Por empezar, en el origen de las equivocaciones se advierte cierto doblez cínico en la asunción de posiciones, que el habla vulgar llama “si pasa, pasa”. La secuencia del equívoco es esta: se propone con aparente convicción algo capcioso a ver si la sociedad lo tolera, rectificándose y pidiendo disculpas en caso de que lo rechace, para proponer con igual convicción una alternativa que contradice la anterior. Es la actitud que ridiculizó Groucho Marx: estos son mis valores, pero si no les gustan tengo otros. Desde el principio de la gestión hasta esta semana, con la insólita determinación de cobrar compensaciones retroactivas por el servicio de gas, el Gobierno repitió demasiadas veces ese extravío, que genera suspicacias e incrementa la desorientación social.

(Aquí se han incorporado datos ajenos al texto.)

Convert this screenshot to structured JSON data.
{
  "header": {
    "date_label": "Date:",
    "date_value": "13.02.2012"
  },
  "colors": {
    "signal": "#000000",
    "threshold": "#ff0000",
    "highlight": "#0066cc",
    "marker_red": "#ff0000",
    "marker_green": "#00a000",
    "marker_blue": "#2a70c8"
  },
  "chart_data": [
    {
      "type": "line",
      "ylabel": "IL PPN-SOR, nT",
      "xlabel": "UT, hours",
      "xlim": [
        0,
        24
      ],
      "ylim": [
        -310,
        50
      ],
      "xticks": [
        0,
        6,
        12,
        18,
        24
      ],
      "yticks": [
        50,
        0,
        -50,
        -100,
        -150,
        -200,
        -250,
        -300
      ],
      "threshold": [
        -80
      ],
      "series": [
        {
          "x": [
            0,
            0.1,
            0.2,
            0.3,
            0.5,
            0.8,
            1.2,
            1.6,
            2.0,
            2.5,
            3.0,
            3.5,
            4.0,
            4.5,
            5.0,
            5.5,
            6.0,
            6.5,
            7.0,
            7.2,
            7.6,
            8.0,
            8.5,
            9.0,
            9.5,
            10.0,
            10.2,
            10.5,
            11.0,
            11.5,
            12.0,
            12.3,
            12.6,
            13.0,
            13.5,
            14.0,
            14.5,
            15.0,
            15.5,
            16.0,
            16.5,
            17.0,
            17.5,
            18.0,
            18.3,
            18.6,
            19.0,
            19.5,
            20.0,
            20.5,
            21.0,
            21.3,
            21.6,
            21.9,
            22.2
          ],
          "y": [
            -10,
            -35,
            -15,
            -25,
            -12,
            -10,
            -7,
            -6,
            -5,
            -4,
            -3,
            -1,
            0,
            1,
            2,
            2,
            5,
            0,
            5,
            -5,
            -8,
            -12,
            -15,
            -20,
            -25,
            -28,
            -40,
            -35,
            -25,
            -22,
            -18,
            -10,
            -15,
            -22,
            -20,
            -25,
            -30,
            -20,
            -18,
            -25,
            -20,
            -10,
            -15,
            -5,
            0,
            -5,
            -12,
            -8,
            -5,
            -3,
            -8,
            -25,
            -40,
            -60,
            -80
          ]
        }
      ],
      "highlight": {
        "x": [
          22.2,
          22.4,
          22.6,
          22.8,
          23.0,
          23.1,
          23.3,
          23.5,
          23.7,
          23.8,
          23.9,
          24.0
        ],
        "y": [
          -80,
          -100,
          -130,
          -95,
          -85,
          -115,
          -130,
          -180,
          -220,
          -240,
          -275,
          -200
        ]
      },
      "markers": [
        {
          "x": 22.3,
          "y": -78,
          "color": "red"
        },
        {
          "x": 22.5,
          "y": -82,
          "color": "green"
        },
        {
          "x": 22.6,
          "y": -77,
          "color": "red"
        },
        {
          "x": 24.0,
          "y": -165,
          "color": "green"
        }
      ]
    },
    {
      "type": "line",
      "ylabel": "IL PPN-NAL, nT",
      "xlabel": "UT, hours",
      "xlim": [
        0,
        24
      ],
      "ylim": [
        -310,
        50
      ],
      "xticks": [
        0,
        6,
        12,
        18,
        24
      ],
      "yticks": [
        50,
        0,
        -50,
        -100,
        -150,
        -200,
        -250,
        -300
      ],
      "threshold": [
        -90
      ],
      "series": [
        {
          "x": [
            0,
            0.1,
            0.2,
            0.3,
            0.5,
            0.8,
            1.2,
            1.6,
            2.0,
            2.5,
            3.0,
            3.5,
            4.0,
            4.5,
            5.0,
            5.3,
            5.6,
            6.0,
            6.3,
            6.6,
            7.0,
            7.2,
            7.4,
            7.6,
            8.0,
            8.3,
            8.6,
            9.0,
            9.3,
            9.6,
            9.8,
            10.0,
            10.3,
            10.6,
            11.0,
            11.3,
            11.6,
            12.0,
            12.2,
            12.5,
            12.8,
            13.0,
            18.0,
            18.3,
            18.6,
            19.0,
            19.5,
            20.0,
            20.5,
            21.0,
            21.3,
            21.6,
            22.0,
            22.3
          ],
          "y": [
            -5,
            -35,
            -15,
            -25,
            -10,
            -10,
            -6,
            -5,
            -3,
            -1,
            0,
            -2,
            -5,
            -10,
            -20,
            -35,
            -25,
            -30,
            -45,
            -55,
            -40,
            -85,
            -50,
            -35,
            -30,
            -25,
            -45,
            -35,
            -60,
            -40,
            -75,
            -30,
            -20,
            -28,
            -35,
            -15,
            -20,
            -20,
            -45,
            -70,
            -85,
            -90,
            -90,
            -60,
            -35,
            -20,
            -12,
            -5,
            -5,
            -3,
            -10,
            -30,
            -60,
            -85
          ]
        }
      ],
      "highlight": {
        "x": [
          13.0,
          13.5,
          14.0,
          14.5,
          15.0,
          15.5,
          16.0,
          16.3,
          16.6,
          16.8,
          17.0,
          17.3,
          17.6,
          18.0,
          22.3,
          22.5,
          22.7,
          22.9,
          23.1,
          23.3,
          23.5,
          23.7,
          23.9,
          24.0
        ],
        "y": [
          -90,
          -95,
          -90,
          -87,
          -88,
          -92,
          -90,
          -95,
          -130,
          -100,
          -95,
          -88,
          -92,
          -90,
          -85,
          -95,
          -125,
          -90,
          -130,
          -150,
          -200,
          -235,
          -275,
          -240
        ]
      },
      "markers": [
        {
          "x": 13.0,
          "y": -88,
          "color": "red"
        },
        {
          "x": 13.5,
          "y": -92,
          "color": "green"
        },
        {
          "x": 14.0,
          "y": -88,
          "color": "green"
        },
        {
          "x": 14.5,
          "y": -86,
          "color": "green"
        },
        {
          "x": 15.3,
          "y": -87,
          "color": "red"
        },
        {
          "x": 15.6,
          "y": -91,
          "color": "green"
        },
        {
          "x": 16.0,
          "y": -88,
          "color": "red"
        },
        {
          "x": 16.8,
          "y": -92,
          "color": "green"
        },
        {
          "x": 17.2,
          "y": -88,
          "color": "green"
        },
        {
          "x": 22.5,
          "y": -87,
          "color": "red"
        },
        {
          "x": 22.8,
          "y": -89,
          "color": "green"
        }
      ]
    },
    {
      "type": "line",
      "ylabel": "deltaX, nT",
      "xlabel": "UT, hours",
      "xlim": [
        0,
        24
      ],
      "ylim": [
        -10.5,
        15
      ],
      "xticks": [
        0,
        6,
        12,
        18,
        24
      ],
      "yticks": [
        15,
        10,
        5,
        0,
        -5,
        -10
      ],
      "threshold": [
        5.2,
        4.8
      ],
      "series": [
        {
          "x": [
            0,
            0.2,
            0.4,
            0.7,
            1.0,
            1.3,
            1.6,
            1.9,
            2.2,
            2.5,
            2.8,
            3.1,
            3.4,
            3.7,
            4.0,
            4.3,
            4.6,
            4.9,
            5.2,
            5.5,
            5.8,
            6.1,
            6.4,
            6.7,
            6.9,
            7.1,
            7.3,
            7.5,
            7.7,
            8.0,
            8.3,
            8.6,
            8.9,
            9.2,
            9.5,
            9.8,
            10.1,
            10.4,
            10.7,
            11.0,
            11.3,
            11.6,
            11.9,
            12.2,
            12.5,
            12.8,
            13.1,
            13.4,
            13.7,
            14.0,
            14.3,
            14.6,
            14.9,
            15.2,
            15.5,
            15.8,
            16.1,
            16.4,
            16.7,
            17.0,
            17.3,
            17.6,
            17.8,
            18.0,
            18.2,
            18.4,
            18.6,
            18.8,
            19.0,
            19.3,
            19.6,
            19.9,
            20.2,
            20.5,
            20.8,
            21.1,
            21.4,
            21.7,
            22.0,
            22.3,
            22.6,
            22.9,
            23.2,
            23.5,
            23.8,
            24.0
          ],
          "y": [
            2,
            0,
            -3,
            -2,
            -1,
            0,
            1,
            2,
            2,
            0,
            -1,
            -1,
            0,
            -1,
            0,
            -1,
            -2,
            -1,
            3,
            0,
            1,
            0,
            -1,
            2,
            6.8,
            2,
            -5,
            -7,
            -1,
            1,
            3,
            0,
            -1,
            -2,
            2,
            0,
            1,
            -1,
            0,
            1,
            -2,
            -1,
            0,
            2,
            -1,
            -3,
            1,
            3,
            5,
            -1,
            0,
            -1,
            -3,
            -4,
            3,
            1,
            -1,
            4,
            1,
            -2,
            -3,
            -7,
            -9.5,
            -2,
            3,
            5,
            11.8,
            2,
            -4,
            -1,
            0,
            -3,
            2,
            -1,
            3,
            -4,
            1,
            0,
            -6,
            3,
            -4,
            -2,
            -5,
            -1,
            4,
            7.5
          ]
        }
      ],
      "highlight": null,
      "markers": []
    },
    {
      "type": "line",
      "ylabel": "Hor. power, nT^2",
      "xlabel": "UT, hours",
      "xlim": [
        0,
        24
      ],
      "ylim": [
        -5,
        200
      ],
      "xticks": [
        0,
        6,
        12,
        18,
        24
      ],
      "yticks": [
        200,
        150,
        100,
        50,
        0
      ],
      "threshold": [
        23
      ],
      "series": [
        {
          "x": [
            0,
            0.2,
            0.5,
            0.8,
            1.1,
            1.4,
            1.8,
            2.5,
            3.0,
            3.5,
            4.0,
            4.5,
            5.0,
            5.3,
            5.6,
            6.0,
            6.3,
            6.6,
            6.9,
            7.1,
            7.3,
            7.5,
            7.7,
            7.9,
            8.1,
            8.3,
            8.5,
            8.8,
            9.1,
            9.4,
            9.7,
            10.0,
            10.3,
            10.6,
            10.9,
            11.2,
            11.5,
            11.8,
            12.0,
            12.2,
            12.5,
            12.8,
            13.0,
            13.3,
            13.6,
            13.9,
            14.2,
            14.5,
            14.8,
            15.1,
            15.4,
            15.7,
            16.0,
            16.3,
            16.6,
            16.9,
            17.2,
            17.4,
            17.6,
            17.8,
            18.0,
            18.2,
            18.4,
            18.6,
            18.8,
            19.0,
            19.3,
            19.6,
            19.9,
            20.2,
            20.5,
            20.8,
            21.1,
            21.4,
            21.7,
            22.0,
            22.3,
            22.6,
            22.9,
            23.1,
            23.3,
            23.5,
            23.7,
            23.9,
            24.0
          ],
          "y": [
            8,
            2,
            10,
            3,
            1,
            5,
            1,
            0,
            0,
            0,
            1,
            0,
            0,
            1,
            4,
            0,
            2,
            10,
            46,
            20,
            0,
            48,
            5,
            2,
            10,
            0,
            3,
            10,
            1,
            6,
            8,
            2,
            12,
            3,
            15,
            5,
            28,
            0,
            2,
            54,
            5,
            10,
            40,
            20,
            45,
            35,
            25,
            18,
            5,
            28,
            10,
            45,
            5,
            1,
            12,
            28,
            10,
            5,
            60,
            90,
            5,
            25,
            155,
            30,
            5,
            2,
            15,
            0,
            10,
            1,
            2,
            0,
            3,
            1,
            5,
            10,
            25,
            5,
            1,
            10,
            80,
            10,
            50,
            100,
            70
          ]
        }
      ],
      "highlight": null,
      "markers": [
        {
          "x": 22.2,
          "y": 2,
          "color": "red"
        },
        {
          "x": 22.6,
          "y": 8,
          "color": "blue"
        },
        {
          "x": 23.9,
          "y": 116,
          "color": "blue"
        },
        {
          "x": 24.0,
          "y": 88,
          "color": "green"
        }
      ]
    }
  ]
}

Otra fuente de desaciertos pareciera provenir de sesgos de la clase social a la que pertenecen encumbrados miembros de la administración. Es notable: aunque temen ser juzgados como un “gobierno de ricos”, varios funcionarios tienen dificultades para figurarse el modo en que viven los que no lo son, como aquel ministro que a principios del mandato minimizó un drástico aumento de transporte por considerar que “en términos de plata, no fue tanto”. Muchos, con sorna, deslizaron que ese funcionario “nunca tomó un bondi”. Puede imaginarse lo que muchísimos más pensaron cuando, en medio del severo ajuste, el Presidente fue a buscar al colegio a su pequeña hija en helicóptero.
Pero tal vez estas sean cuestiones menores en comparación con otra incapacidad: no entender la diferencia entre público y privado. Este gobierno, formado por personas que provienen del mundo empresario, tiene muchos impedimentos para comprender la naturaleza histórica, sociológica y política del Estado. No se sienten cómodos en él, suelen despreciarlo, les cuesta representarlo con el estilo apropiado a una institución irreductible y distinta de la esfera privada. El embelesamiento con la política virtual y la planilla de Excel parecen provenir de allí. Pero hay más: la presunta rabieta que llevó al jefe del Banco Central a renunciar el día que el Presidente debía hablar ante las Naciones Unidas –un proceder sin antecedentes históricos–, compuso una escena patética, acaso posible en el mundo corporativo, pero deplorable para quienes poseen la responsabilidad delegada de conducir el Estado.
Un gobierno democrático que se balea los pies es una pena en un mundo donde la democracia liberal está en retirada. Porque, aunque las sectas políticas lo discutan, deben reconocérsele a Cambiemos dos virtudes más allá de sus yerros: respetar las libertades y garantías constitucionales, y haber planteado la necesidad de modernizar la economía y la sociedad, un tema que será ineludible para cualquiera que proyecte gobernar este país en los próximos años.